Think through some of the issues first
- Filters & Software — What kinds of filters do you have on the technology you allow your kids to use? How often do you check or get reports about your kids’ activity online?
- Developmentally Appropriate Access — At what age do you allow your kids to use a computer, tablet, apps on a phone or get on the Internet? What are they mature enough to handle?
Spend time with your kids on the computer/tablet
Discover what your kids do on the computer/internet and engage them.
Talk to your kids
It is always good to know what your children are doing online and to have some guidelines to keep them safe. Here are some basics to think through:
- Apps — What apps do you allow your kids to download? What kind of parameters do you have on in-app purchases?
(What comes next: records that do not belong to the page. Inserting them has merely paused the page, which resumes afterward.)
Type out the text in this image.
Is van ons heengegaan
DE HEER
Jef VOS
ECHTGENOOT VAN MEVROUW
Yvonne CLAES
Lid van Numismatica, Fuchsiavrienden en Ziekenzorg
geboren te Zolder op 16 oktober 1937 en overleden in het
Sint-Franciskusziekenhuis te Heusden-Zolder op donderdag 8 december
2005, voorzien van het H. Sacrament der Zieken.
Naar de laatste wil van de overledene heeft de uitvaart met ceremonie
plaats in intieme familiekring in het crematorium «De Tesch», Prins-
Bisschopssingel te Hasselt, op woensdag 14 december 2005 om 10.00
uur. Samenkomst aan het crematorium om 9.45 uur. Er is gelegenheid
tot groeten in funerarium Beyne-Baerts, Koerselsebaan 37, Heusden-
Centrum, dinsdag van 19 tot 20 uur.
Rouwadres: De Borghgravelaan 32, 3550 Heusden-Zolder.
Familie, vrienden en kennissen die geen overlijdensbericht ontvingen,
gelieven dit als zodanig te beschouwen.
Do you maintain control of the passwords for accessing downloads?
- People — What ongoing conversations are you having about who they connect with online? What people/friends have they connected with through games and social media?
- Private information — What guidelines have you established about what they are allowed to share or not share online? How should they respond when asked for information that shouldn’t be shared? How do they know when a site is secure?
- Places — What kinds of sites/topics can your kids visit without permission and what sites require an okay from you?
- Photos — What kinds of photos are your kids allowed to post online/social media? What permissions do kids need to get before posting photos of others? What settings should be checked on smartphones before posting photos so that the location of the photos is not inadvertently revealed?
- Politeness — What protocol have you established with your children about respecting others in their online communications? What do they know about online jargon?
- Purchases — What kinds of purchases does your family make online? What are the parameters for your children ordering items?
- Pirating — What do your children know about downloading books or films from sites that do it illegally? What do they know about sharing music with each other?
- Phishing — What orientation have you given your children about dealing with emails/attachments from people they don’t know? Here is help from the US Trade Commission.
Dr. Jodi Gold, the author of Screen-Smart Parenting: How to Find Balance and Benefit in Your Child’s Use of Social Media, Apps, and Digital Devices, has some good samples of agreements that family members can sign. Find them in the ‘Practical Tools’ free download on that page.
Being attentive about what your kids are doing and talking about can give you insights into your child’s online activity.